Level 1: This level is a redetermination by the Medicare administrative contractor.

Level 2: The next level is reconsideration by a qualified independent contractor.

Level 3: The next level is a hearing before an administrative law judge.

Level 4: The next level is a review by the Medicare Appeals Council.

Level 5: The final level is a judicial review by a federal district court.

Filing An Appeal If You Have a Medicare Advantage Plan (or Other Health Plan)

Those who have a Medicare Advantage Plan or other Medicare health plan can request that the plan provide or pay for items or services that they believe should be covered, provided, or continued. Commonly, this is referred to as an “organization determination.”

If you want to appeal the plan’s initial decision (the organization determination), you have the right to file an appeal. You’ll receive a notice that explains why the plan fully or partially denied the request, along with instructions on how to appeal the decision.

Again, the appeals process has five levels:

Level 1: This level consists of a reconsideration from your plan.

Level 2: The next level is a review by an independent review entity.

Level 3: The next level is a hearing in front of an administrative law judge.

Level 4: The next level is a review by the Medicare Appeals Council.

Level 5: The final level is a judicial review by a federal district court.
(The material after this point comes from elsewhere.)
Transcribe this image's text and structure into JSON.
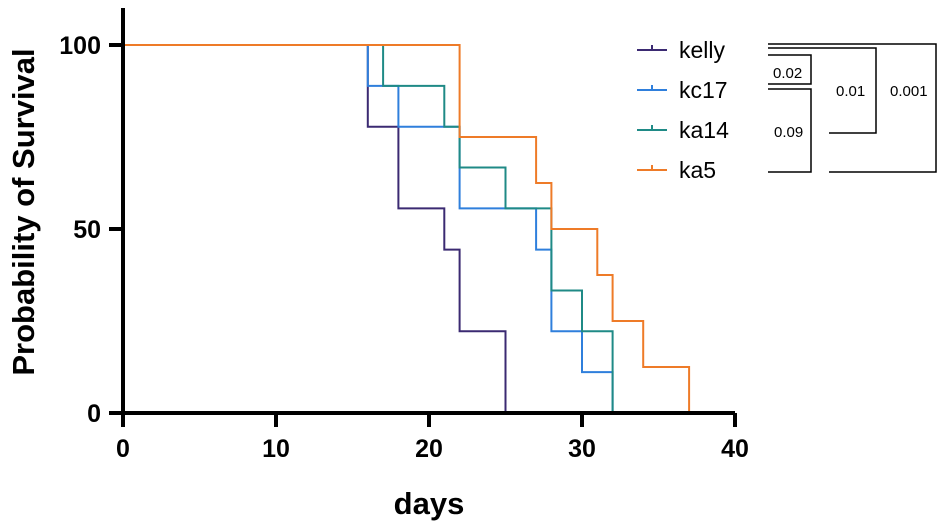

Filing An Appeal If You Have Medicare Part D Prescription Drug Coverage

Those with Part D prescription drug coverage can ask their plan to provide or pay for a drug that they believe should be covered, provided, or continued. If the plan denies your request to pay for a drug, you can make an appeal.

Once again, the appeals process consists of five levels:

Level 1: This level consists of a redetermination from your plan.

Level 2: The next level is reconsideration by an independent review entity.

Level 3: The next level is a hearing in front an administrative law judge.

Level 4: The next level is a review by the Medicare Appeals Council.

Level 5: The final level is a judicial review by a federal district court.

If you want someone to help you with your appeal (such as a family member, friend, attorney, doctor, or someone else), you can appoint a representative to act on your behalf.